By linearity E(X)=E(X1)+E(X2)=0.6+0.5=1.1.

P(X≥4)=C(5,4)(1/3)^4(2/3)+C(5,5)(1/3)^5 =5·(1/81)·(2/3)+1/243 =10/243+1/243=11/243.

The provided item contains only the fragment "(2) 1" with no full question. Insufficient information to solve.

E(X)=p, Var(X)=p(1−p). Equation p=3p(1−p). If p=0 ⇒ P(X=0)=1 (trivial). For p≠0 divide by p: 1=3(1−p) ⇒ 1=3−3p ⇒ p=2/3 ⇒ P(X=0)=1−p=1/3.

Let np=6 and np(1−p)=2.4 ⇒ 6(1−p)=2.4 ⇒ p=0.6, n=6/0.6=10. So P(X=5)=C(10,5)0.6^5 0.4^5.

Normalization: ∫_0^1 (ax+b)dx = a/2 + b =1. Expectation: ∫_0^1 x(ax+b)dx = a/3 + b/2 =7/12. Solve: a/2 + b =1 and a/3 + b/2 =7/12 ⇒ subtract: a=1 ⇒ b=1/2.

The statement is truncated and lacks necessary data to solve.

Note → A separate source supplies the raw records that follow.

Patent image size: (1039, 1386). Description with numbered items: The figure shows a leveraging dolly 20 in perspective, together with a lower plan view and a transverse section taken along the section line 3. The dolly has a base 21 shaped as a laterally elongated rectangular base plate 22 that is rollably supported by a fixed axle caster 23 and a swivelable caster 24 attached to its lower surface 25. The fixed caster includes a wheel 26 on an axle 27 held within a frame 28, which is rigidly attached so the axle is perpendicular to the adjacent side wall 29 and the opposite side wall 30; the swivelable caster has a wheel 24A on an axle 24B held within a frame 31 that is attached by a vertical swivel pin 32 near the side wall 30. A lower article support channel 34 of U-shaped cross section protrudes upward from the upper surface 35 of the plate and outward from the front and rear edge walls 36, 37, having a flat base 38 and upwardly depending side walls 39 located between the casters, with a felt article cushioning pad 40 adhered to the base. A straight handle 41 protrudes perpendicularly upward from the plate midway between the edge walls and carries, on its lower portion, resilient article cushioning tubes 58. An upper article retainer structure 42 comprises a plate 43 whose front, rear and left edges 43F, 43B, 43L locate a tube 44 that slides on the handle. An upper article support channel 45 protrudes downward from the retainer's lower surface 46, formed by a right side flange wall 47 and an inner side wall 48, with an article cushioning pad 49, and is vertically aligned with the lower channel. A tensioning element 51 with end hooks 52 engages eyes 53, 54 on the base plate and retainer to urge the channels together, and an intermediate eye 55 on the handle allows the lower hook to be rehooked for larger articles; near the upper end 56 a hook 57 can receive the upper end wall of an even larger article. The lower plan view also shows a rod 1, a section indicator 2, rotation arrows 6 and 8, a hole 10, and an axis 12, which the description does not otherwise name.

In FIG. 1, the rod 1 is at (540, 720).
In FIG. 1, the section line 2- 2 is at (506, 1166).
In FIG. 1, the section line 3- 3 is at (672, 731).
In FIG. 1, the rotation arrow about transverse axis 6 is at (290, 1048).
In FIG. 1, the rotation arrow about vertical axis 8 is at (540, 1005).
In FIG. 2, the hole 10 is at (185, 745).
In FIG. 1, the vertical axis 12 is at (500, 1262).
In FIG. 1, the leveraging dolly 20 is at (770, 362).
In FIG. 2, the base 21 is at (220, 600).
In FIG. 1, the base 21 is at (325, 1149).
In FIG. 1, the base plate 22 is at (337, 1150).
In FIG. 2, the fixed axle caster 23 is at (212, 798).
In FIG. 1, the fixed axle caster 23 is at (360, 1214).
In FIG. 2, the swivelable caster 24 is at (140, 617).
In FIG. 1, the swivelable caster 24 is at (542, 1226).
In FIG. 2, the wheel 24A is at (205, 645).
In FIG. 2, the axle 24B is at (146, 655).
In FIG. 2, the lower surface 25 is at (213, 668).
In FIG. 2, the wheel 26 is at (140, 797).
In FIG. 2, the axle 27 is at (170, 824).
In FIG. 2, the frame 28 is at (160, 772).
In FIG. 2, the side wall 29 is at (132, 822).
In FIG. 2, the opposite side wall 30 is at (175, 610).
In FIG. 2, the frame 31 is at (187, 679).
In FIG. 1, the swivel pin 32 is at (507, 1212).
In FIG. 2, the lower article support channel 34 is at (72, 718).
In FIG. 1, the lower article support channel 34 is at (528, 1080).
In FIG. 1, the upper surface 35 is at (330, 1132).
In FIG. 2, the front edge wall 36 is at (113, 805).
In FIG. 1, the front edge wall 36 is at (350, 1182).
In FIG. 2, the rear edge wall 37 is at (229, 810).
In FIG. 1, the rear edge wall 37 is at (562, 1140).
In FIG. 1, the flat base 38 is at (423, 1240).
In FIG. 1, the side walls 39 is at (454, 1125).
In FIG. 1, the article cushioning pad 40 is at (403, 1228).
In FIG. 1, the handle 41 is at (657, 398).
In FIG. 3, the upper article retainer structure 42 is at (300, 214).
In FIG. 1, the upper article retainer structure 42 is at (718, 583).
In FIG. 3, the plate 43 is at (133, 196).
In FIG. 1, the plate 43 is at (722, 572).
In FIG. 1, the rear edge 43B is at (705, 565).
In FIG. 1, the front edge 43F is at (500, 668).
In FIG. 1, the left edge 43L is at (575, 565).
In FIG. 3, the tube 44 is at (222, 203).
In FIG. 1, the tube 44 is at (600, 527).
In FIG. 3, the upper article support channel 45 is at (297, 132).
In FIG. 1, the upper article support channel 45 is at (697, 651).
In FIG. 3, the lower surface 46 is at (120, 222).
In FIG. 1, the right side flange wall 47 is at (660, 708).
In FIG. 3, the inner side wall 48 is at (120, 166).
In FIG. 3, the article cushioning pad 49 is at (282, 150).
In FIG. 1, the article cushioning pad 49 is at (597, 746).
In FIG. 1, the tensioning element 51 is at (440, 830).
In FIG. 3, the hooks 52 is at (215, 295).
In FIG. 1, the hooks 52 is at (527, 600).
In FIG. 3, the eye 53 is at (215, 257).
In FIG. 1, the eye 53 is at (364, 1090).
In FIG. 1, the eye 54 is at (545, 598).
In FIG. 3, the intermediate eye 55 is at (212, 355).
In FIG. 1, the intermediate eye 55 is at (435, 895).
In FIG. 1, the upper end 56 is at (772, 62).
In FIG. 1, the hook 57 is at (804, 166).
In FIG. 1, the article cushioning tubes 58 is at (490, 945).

I and II are counts (discrete). III is a continuous time variable.

Require ∫_0^1 a x^2 dx = a/3 =1 ⇒ a=3.

Normalization: k(1/2+1/3+1+4+5)=k(65/6)=1 ⇒ k=6/65. E(X)=k[−2·(1/2) + (−1)·(1/3)+0·1 +1·4 +2·5] = (6/65)·(38/3) =76/65.

Var(2X−3)=4·Var(X)=4·p(1−p)=4·0.4·0.6=0.96.

15·9·p^4(1−p)^2 =15·p^2(1−p)^4 ⇒ 9 p^2 = (1−p)^2 ⇒ 3p=1−p ⇒ p=1/4.

P = C(3,2)(1/20)^2(19/20) = 3·(1/400)·(19/20) =57/8000.